As the Canadian Copper Co. (CCC) owned 75% of the area, occupational segregation was used to establish dominance: the labour force was distributed through sections of the town according to a “hierarchy based on occupational status”. In this way, Copper Cliff, Orford and Evans housed the Anglo-Saxon miners and mine officials, Shantytown gathered the Finns, Poles, Ukrainians and French Canadians in one area, and Crow’s Nest was reserved for the Italians. However, this ethnic concentration also helped to created a thriving “Finntown”, that is, a close-knit working-class neighbourhood. The first Finnish hall was constructed in 1895 and commercial enterprises like general stores, public saunas, a bakery, a shoemaker, a tailor shop and even a movie theatre and billards room sought out the business of what was generally young single males. Saarinen emphasizes this fact to account for the popularity of the many rooming or boarding houses known as poikatalo (37).

Canada then saw a second wave of immigration in 1921 due in part to immigration restrictions in the States (16) as well as the promise of employment in the mining and construction industries North of the border where unskilled labour could command high wages (30). Between World War I and World War II (1921 – 1951), the largest non French/English ethnic group in the Sudbury district was Finnish, soon taken over by Italians in the 50s (29).

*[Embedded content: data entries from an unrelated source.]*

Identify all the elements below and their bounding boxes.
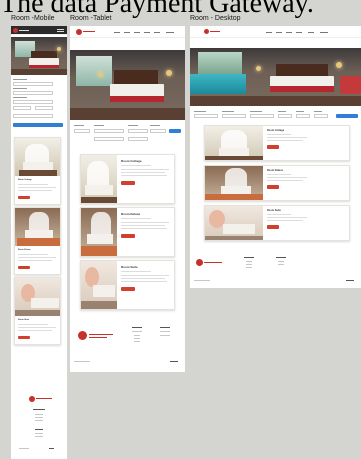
book-now-button[interactable]	[267, 225, 279, 229]
room-name: Room Cottage	[121, 159, 142, 163]
logo-icon[interactable]	[76, 29, 82, 35]
search-button[interactable]	[336, 114, 358, 118]
hero-image	[70, 50, 185, 120]
checkout-field[interactable]	[250, 114, 274, 118]
book-now-button[interactable]	[267, 185, 279, 189]
children-field[interactable]	[35, 106, 53, 110]
room-photo	[15, 208, 60, 246]
mobile-frame: Room Cottage Room Deluxe Room Suite	[11, 26, 67, 459]
room-card: Room Deluxe	[14, 207, 61, 275]
checkin-field[interactable]	[94, 129, 124, 133]
mobile-frame-label: Room -Mobile	[11, 15, 55, 22]
hero-image	[11, 37, 67, 75]
destination-field[interactable]	[194, 114, 218, 118]
desktop-nav	[190, 26, 361, 38]
room-name: Room Cottage	[267, 129, 285, 132]
promo-field[interactable]	[13, 114, 53, 118]
adults-field[interactable]	[296, 114, 310, 118]
book-now-button[interactable]	[18, 266, 30, 269]
book-now-button[interactable]	[18, 336, 30, 339]
room-card: Room Suite	[80, 260, 175, 310]
tablet-frame-label: Room -Tablet	[70, 15, 112, 22]
logo-wordmark	[83, 31, 95, 32]
room-card: Room Deluxe	[204, 165, 350, 201]
logo-wordmark	[19, 30, 29, 31]
desktop-frame-label: Room - Desktop	[190, 15, 241, 22]
children-field[interactable]	[314, 114, 328, 118]
room-photo	[81, 155, 117, 203]
room-name: Room Deluxe	[267, 169, 283, 172]
search-button[interactable]	[169, 129, 181, 133]
tablet-frame: Room Cottage Room Deluxe Room Suite	[70, 26, 185, 372]
footer-logo-icon	[29, 396, 35, 402]
logo-wordmark	[210, 31, 220, 32]
hero-image	[190, 48, 361, 106]
rooms-field[interactable]	[278, 114, 292, 118]
book-now-button[interactable]	[18, 196, 30, 199]
checkin-field[interactable]	[13, 82, 53, 86]
room-card: Room Suite	[14, 277, 61, 345]
book-now-button[interactable]	[121, 181, 135, 185]
footer-logo-icon	[196, 259, 203, 266]
rooms-field[interactable]	[128, 137, 148, 141]
adults-field[interactable]	[13, 106, 31, 110]
checkout-field[interactable]	[94, 137, 124, 141]
footer-logo-icon	[78, 331, 87, 340]
search-button[interactable]	[13, 123, 63, 127]
room-card: Room Cottage	[80, 154, 175, 204]
room-card: Room Cottage	[14, 137, 61, 205]
room-photo	[15, 138, 60, 176]
room-photo	[205, 206, 263, 240]
desktop-frame: Room Cottage Room Deluxe Room Suite	[190, 26, 361, 288]
book-now-button[interactable]	[267, 145, 279, 149]
rooms-field[interactable]	[13, 100, 53, 104]
room-card: Room Suite	[204, 205, 350, 241]
room-photo	[81, 208, 117, 256]
room-card: Room Deluxe	[80, 207, 175, 257]
room-name: Room Cottage	[18, 179, 32, 181]
children-field[interactable]	[150, 129, 166, 133]
room-name: Room Suite	[18, 319, 30, 321]
logo-icon[interactable]	[13, 28, 18, 33]
room-card: Room Cottage	[204, 125, 350, 161]
room-name: Room Deluxe	[18, 249, 31, 251]
book-now-button[interactable]	[121, 287, 135, 291]
room-photo	[205, 166, 263, 200]
tablet-nav	[70, 26, 185, 38]
checkout-field[interactable]	[13, 91, 53, 95]
adults-field[interactable]	[128, 129, 148, 133]
room-name: Room Suite	[267, 209, 281, 212]
checkin-field[interactable]	[222, 114, 246, 118]
room-photo	[81, 261, 117, 309]
room-photo	[205, 126, 263, 160]
mobile-nav	[11, 26, 67, 35]
room-name: Room Deluxe	[121, 212, 141, 216]
room-photo	[15, 278, 60, 316]
destination-field[interactable]	[74, 129, 90, 133]
book-now-button[interactable]	[121, 234, 135, 238]
logo-icon[interactable]	[204, 29, 209, 34]
room-name: Room Suite	[121, 265, 138, 269]
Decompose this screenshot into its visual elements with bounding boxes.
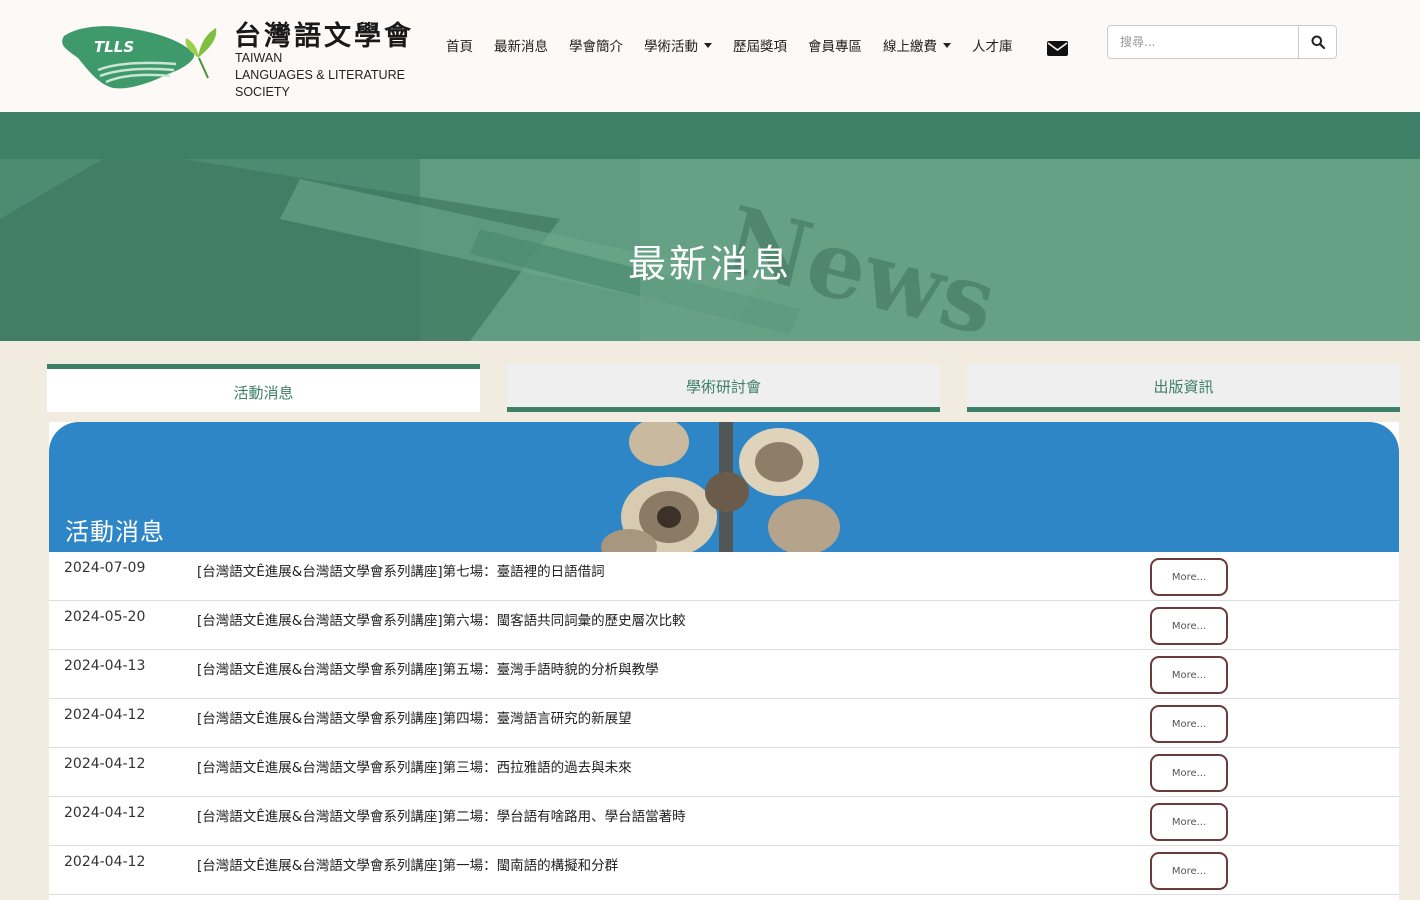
news-title-link[interactable]: [台灣語文Ê進展&台灣語文學會系列講座]第一場：閩南語的構擬和分群 [197,854,618,874]
more-button[interactable]: More... [1150,558,1228,596]
caret-down-icon [704,42,712,48]
caret-down-icon [943,42,951,48]
site-subtitle-line: TAIWAN [235,51,283,65]
tab-label: 學術研討會 [685,378,761,396]
tab-academic-conference[interactable]: 學術研討會 [507,364,940,412]
news-row: 2024-05-20 [台灣語文Ê進展&台灣語文學會系列講座]第六場：閩客語共同… [49,601,1399,650]
news-row: 2024-04-12 [台灣語文Ê進展&台灣語文學會系列講座]第三場：西拉雅語的… [49,748,1399,797]
nav-label: 學會簡介 [569,39,623,55]
nav-item-members[interactable]: 會員專區 [808,35,862,55]
nav-label: 首頁 [446,39,473,55]
nav-label: 最新消息 [494,39,548,55]
news-title-link[interactable]: [台灣語文Ê進展&台灣語文學會系列講座]第三場：西拉雅語的過去與未來 [197,756,632,776]
news-title-link[interactable]: [台灣語文Ê進展&台灣語文學會系列講座]第六場：閩客語共同詞彙的歷史層次比較 [197,609,686,629]
news-date: 2024-05-20 [64,609,146,625]
nav-item-home[interactable]: 首頁 [446,35,473,55]
news-date: 2024-07-09 [64,560,146,576]
nav-item-awards[interactable]: 歷屆獎項 [733,35,787,55]
news-date: 2024-04-12 [64,854,146,870]
news-row: 2024-04-12 [台灣語文Ê進展&台灣語文學會系列講座]第四場：臺灣語言研… [49,699,1399,748]
news-date: 2024-04-12 [64,756,146,772]
news-date: 2024-04-12 [64,805,146,821]
hero-top-band [0,112,1420,159]
news-title-link[interactable]: [台灣語文Ê進展&台灣語文學會系列講座]第七場：臺語裡的日語借詞 [197,560,605,580]
news-title-link[interactable]: [台灣語文Ê進展&台灣語文學會系列講座]第五場：臺灣手語時貌的分析與教學 [197,658,659,678]
nav-label: 歷屆獎項 [733,39,787,55]
news-row: 2024-04-13 [台灣語文Ê進展&台灣語文學會系列講座]第五場：臺灣手語時… [49,650,1399,699]
taiwan-logo-icon: TLLS [62,26,217,89]
nav-item-about[interactable]: 學會簡介 [569,35,623,55]
news-title-link[interactable]: [台灣語文Ê進展&台灣語文學會系列講座]第四場：臺灣語言研究的新展望 [197,707,632,727]
news-row: 2024-04-12 [台灣語文Ê進展&台灣語文學會系列講座]第一場：閩南語的構… [49,846,1399,895]
site-header: TLLS 台灣語文學會 TAIWAN LANGUAGES & LITERATUR… [0,0,1420,112]
search-input[interactable] [1108,26,1298,58]
more-button[interactable]: More... [1150,705,1228,743]
news-panel: 活動消息 2024-07-09 [台灣語文Ê進展&台灣語文學會系列講座]第七場：… [49,422,1399,900]
nav-label: 人才庫 [972,39,1013,55]
panel-banner: 活動消息 [49,422,1399,552]
site-logo[interactable]: TLLS 台灣語文學會 TAIWAN LANGUAGES & LITERATUR… [58,14,418,99]
main-nav: 首頁 最新消息 學會簡介 學術活動 歷屆獎項 會員專區 線上繳費 人才庫 [446,34,1034,56]
hero-banner: News 最新消息 [0,159,1420,341]
nav-item-online-payment[interactable]: 線上繳費 [883,35,951,55]
site-title: 台灣語文學會 [234,21,414,52]
search-icon [1311,35,1325,49]
loudspeaker-image [601,422,840,552]
nav-label: 學術活動 [644,39,698,55]
more-button[interactable]: More... [1150,656,1228,694]
logo-mark-text: TLLS [94,38,134,56]
news-row: 2024-04-12 [台灣語文Ê進展&台灣語文學會系列講座]第二場：學台語有啥… [49,797,1399,846]
news-date: 2024-04-12 [64,707,146,723]
news-date: 2024-04-13 [64,658,146,674]
panel-title: 活動消息 [65,518,165,546]
page-title: 最新消息 [627,242,792,286]
nav-item-news[interactable]: 最新消息 [494,35,548,55]
site-subtitle: TAIWAN LANGUAGES & LITERATURE SOCIETY [235,50,405,101]
more-button[interactable]: More... [1150,754,1228,792]
nav-label: 會員專區 [808,39,862,55]
envelope-icon[interactable] [1047,41,1068,56]
tab-label: 活動消息 [233,384,294,402]
site-subtitle-line: LANGUAGES & LITERATURE [235,68,405,82]
more-button[interactable]: More... [1150,607,1228,645]
nav-item-academic-activities[interactable]: 學術活動 [644,35,712,55]
news-row: 2024-07-09 [台灣語文Ê進展&台灣語文學會系列講座]第七場：臺語裡的日… [49,552,1399,601]
tab-activity-news[interactable]: 活動消息 [47,364,480,412]
nav-item-talent-pool[interactable]: 人才庫 [972,35,1013,55]
more-button[interactable]: More... [1150,803,1228,841]
news-title-link[interactable]: [台灣語文Ê進展&台灣語文學會系列講座]第二場：學台語有啥路用、學台語當著時 [197,805,686,825]
search-button[interactable] [1298,26,1336,58]
tab-label: 出版資訊 [1153,378,1214,396]
search-box [1107,25,1337,59]
site-subtitle-line: SOCIETY [235,85,290,99]
tab-publications[interactable]: 出版資訊 [967,364,1400,412]
nav-label: 線上繳費 [883,39,937,55]
more-button[interactable]: More... [1150,852,1228,890]
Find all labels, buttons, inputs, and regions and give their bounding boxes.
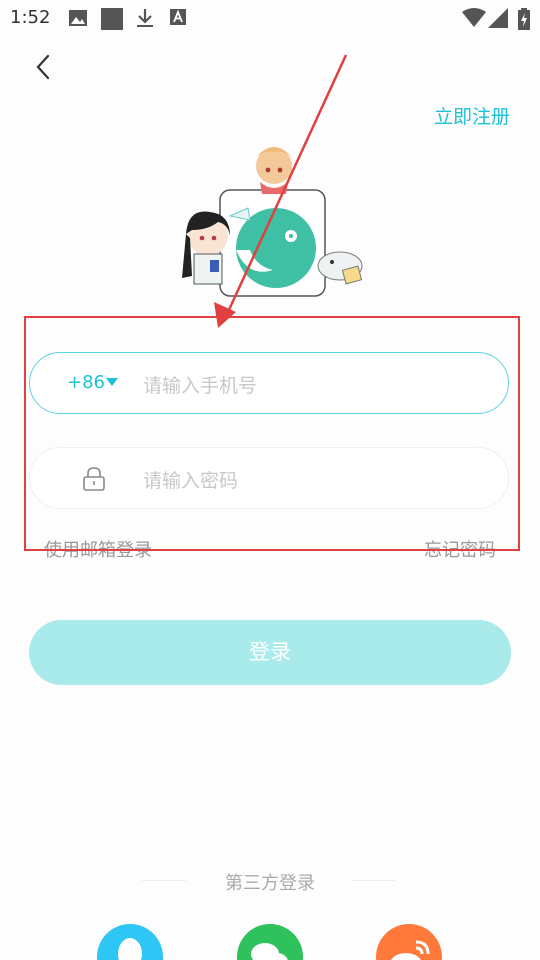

There were also Finnish homesteads in rural enclaves such as Wanup, Waters Township, and Louise Township. In 1923, Oiva Svensk, Kalle Hotti and Rev. Heinonen applied for provincial help for the construction of a wooden bridge across the Vermillion river enabling the recreational development of Little Panache Lake (82). Finnish communities began to settle in the Louise Township, located around Grassy, Kusk and Little Panache lakes while French-Canadian settlements were concentrated in the northern parts of the township (84). In 1934, the construction of a bridge across Little Panache and the opening of the road to Marina Bay made it easier than ever to commute from Sudbury to Panache (84). Judy and Voitto Erola bought the marina in Dieppe township in 1971, renaming it Erola’s Panache Landing before selling it five years later to Louis Dozzi. My cousins and I were frequent visitors to Penage Bay Marina in the summer, slowly making our way across the lake in our beat up pedal boat.

More so than the marina or the Finnish placenames, it is the sauna that remains the surefire symbol of Finnish culture in the Sudbury area. Saarinen describes how “[i]n rural areas such as Beaver Lake and Wanup, it became part of a circular farmstead featuring a house, barn, hayshed, ice shed, milk house, woodshed, tool/implement shed, root house, outhouse and garage” (248). What I found surprising was that the rural tradition followed suit in urban centres: before World War II, a slew of public saunas were in operation such as Copper Cliff Finnish Baths (Jaakkola’s Sauna), Sudbury Steam Bath (Sepällä’s Sauna) and Alavo Steam Baths amongst others. After World War II, the sauna tradition flourished and other ethnic groups adopted the practice in cottage country (251). Still today, a canoe ride on Panache is not complete without seeing the many saunas — with the telltale puffs of smoke — dotted all along the shoreline.